Several retrospective and prospective studies, as well as meta-analyses, have indicated a general association between the EGFR exon 19 deletion and more favorable outcomes in patients receiving EGFR TKI treatment compared with patients with the L858R mutation, particularly in terms of PFS. Of course, the EGFR mutation subtype alone does not explain the differences in sensitivity to EGFR TKIs. Many other factors, such as EGFR gene copy number, signaling from other ErbB families, and epithelial-to mesenchymal transition status, could contribute to the sensitivity and development of resistance to EGFR TKIs. In addition, further clinical studies are warranted to conclusively define the role of EGFR mutation subtype as a predictive factor in EGFR TKI therapy.
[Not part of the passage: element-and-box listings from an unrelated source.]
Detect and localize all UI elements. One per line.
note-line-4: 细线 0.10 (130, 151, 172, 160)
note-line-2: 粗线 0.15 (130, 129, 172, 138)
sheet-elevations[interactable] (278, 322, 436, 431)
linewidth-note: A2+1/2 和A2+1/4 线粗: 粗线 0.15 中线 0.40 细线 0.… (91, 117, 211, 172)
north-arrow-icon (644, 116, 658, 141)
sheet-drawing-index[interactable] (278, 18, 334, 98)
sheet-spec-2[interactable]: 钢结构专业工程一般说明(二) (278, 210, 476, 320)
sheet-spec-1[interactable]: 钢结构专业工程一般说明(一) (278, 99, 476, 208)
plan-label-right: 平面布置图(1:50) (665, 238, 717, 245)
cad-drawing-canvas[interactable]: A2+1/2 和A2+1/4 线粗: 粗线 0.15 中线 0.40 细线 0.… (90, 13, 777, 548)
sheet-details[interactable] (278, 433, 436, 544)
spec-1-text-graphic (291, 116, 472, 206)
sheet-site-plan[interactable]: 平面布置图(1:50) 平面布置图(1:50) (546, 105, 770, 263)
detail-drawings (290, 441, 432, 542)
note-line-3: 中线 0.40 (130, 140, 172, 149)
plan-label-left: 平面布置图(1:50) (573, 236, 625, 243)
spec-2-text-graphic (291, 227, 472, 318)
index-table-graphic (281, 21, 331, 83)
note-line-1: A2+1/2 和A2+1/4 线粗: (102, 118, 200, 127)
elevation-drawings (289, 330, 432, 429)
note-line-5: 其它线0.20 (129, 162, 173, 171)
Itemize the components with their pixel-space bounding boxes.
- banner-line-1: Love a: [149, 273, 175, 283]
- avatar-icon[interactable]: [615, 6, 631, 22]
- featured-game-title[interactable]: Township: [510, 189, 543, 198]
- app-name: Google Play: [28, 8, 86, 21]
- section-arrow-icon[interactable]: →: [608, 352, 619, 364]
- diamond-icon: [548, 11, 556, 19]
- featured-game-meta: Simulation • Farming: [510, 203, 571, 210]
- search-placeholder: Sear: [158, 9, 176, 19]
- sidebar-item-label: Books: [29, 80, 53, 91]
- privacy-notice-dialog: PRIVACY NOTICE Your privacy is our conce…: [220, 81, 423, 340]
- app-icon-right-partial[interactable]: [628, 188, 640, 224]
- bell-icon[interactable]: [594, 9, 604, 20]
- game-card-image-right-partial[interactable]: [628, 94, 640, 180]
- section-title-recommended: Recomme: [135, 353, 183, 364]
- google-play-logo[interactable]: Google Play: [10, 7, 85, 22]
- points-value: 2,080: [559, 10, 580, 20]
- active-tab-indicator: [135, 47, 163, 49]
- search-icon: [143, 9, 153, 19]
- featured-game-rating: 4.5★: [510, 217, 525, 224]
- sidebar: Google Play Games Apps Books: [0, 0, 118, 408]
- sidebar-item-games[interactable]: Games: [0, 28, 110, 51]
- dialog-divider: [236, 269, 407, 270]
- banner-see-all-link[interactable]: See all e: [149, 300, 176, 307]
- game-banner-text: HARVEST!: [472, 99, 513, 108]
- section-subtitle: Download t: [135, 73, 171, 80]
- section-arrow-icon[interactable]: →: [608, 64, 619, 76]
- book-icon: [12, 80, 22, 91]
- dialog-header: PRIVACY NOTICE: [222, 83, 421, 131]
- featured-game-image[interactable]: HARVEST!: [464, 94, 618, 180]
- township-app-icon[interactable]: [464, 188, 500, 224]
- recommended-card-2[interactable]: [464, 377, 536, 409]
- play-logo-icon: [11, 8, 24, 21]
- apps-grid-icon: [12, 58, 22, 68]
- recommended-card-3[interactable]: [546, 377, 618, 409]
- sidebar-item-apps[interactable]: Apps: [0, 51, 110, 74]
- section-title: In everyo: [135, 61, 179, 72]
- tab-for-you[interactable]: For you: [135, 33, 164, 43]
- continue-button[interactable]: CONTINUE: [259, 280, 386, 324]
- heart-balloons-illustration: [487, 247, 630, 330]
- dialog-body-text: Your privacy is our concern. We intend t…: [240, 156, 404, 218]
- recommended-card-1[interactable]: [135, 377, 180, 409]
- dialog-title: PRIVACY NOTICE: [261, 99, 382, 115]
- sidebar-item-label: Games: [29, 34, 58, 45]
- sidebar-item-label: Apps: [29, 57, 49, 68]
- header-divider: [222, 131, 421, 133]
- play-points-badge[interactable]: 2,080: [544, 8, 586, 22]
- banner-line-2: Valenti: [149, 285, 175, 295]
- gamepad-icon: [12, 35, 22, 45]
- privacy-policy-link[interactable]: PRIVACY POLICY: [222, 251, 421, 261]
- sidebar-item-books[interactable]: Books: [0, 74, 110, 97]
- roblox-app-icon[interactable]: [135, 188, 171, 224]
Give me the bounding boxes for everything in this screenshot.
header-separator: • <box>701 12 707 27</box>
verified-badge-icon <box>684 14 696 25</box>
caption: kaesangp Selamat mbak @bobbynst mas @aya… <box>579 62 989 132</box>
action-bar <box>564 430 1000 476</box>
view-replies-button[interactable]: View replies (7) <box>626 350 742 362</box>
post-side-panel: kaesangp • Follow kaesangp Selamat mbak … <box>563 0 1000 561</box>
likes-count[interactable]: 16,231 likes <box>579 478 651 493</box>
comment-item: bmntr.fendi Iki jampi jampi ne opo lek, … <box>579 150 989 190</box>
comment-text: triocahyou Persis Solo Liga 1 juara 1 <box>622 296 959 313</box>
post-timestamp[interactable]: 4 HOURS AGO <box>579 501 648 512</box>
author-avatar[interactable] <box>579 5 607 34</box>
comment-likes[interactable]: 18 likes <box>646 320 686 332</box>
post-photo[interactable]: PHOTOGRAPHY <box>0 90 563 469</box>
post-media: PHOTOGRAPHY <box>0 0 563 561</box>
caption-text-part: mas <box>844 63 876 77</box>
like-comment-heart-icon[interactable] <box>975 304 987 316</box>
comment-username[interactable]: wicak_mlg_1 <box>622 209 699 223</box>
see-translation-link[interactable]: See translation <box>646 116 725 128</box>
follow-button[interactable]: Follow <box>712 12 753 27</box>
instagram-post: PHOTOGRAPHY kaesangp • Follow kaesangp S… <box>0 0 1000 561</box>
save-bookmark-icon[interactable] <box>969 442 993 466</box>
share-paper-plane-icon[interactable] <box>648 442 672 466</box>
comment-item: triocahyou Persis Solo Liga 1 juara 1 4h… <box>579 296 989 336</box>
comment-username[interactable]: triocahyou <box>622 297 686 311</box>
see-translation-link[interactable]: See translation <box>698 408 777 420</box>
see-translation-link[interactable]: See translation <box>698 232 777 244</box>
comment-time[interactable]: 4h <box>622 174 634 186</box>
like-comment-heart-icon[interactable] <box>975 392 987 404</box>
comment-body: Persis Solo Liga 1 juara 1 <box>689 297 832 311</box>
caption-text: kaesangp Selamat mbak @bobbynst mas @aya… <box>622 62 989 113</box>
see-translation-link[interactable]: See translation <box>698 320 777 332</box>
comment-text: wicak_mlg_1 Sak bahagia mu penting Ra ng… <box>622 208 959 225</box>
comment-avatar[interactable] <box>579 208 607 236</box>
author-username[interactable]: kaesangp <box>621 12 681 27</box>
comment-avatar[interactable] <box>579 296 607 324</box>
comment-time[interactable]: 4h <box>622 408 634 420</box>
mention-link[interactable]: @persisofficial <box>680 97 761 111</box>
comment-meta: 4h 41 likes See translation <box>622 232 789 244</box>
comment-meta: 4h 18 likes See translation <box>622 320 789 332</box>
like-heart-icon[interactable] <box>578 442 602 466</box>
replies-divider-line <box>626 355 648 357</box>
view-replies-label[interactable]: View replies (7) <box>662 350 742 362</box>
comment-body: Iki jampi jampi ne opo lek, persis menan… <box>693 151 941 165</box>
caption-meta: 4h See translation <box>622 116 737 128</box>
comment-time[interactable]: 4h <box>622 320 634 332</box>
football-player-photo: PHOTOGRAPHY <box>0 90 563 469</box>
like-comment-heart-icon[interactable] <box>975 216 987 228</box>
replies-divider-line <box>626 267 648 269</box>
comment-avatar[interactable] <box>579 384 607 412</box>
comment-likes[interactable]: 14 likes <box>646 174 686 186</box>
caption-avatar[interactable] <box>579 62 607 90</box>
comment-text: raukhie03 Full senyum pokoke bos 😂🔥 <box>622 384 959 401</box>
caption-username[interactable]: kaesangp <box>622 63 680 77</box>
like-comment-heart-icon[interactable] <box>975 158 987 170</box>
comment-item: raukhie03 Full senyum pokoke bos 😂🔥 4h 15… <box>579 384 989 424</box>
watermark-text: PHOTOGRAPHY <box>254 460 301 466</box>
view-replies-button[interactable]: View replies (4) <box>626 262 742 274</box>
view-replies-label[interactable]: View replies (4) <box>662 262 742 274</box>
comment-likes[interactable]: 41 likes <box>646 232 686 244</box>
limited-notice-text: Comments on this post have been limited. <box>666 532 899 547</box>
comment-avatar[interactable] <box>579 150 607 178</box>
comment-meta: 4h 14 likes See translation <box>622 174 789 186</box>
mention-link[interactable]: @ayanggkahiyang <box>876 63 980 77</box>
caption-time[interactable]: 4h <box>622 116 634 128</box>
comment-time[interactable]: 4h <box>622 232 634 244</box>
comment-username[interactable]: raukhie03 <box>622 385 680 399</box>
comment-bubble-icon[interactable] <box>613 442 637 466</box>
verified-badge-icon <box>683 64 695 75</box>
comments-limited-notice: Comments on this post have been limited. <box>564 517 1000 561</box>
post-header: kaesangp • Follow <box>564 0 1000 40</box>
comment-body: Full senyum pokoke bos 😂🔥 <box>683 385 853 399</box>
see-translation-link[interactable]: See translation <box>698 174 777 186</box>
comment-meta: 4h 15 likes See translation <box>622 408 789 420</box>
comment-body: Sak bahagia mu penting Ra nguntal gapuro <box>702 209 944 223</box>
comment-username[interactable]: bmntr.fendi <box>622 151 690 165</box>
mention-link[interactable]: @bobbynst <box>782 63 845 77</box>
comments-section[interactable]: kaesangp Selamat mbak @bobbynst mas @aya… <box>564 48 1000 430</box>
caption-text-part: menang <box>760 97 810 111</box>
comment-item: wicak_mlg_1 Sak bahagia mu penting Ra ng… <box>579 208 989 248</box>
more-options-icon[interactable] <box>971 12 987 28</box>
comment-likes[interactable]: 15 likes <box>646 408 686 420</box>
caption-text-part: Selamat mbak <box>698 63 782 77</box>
Nevertheless, the EGFR mutation subtype should be considered when making treatment decisions or designing new clinical trials for chemotherapy-naïve, EGFR mutation-positive patients with advanced NSCLC.

Conflict of interest

No potential conflict of interest relevant to this article was reported.

Table 1.
Summary of studies comparing the efficacy of first-line EGFR-TKI for advanced NSCLC according to subtype of EGFR mutation
Study No. of patients Exon 19 L858R TKI Median PFS, mon
Median OS, mon
Exon 19 L858R p value Exon 19 L858R p value
Maemondo et al. (2010) [11] 107 58 49 G 11.5 10.8 0.900 - - -
Mitsudomi et al. (2010) [12] 86 50 36 G 9.0 9.6 0.681 - - -
Kim et al. (2011) [22] 44 29 15 G 16.5 6.9 0.068 NR 16.2 0.015
Choi et al. (2016) [32] 53 28 25 G 20.0 9.0 0.030 36.0 22.0 0.002
Yang et al. (2015) [13] 419 236 183 A - - - 31.7 22.1 -

EGFR, epidermal growth factor receptor; TKI, tyrosine kinase inhibitor; NSCLC, non-small cell lung cancer; Exon 19, exon 19 deletion; PFS, progression-free survival; OS, overall survival; G, gefitinib; NR, not reached; A, afatinib.